Moreover, these mechanisms of action explain the absence of the effects on IEFF; in fact, although erectile dysfunction is common in patients over 65 years of age, it may be related to vascular diseases rather than inflammatory or hormonal diseases. Moreover, the tested nutrient does not have vasodilator effects, and this could explain the lack of efficacy in IEFF. Finally, an important point is that the observed effects are not age related. Moreover, this is the first real-world study that documented that the treatment with this new nutrient for 3 months did not induce any ADR or DDI, suggesting the tolerability of the supplement. Its effectiveness is underlined, at the end of the treatment, by the demand for urgent care of enrolled patients who have benefited significantly from Xipag® treatment.

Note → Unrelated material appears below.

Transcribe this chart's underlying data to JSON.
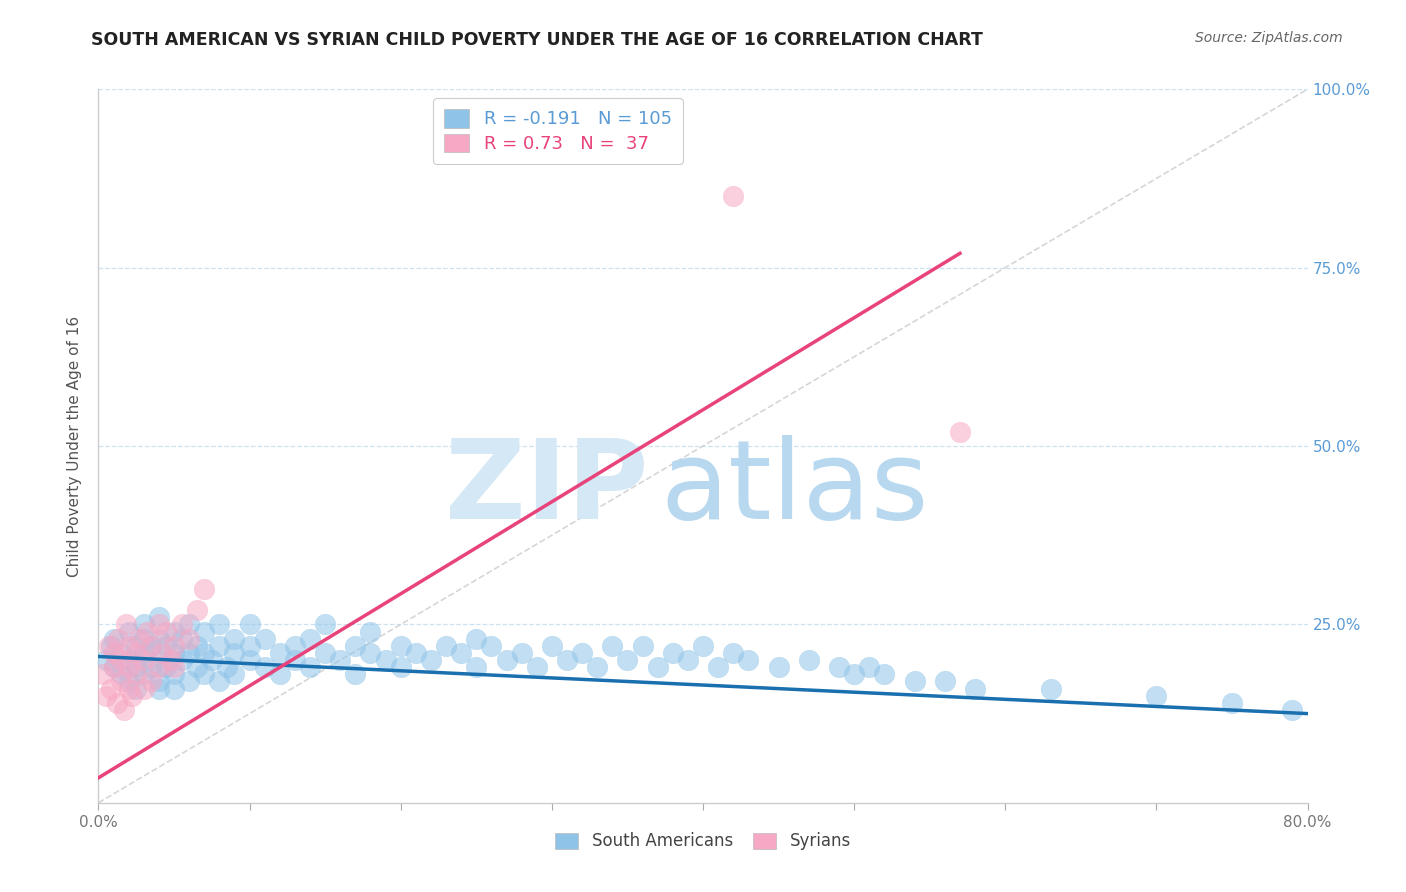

It is important to underline that, in agreement with our recent article [24], the safety of nutrients represent a major concern also related with the informed consent. In the presence of a treatment with nutrients, adequate information must be provided to the patient regarding the scientific evidence that prompts the practitioner to prescribe a nutraceutical, any side effects, and the real expectations of treating the pathology through the administration of nutraceuticals. Consistent with this, we informed the patients about the effects of each component of the compound, and we obtained the signed consent.

5. Conclusions

The management of LUTS in BPH patients represents a clinical relevance for urologist and family practitioners. Even if several compounds are in the market with the indication for BPH, some of these are not able to reduce the clinical symptoms of LUTS. Therefore, a combination of nutrients able to block the inflammatory pathway with a multitarget activity could represent a novelty for the treatment of LUTS. In agreement with this, in this study we documented for the first time the clinical effect of a new nutraceutical (Xipag®), suggesting that it is effective and safe in the management of LUTS in patients with BPH. However, this study has a limitation represented by the low number of patients enrolled; therefore, we hope that other clinical trials in a large number of patients can be performed in order to validate these results.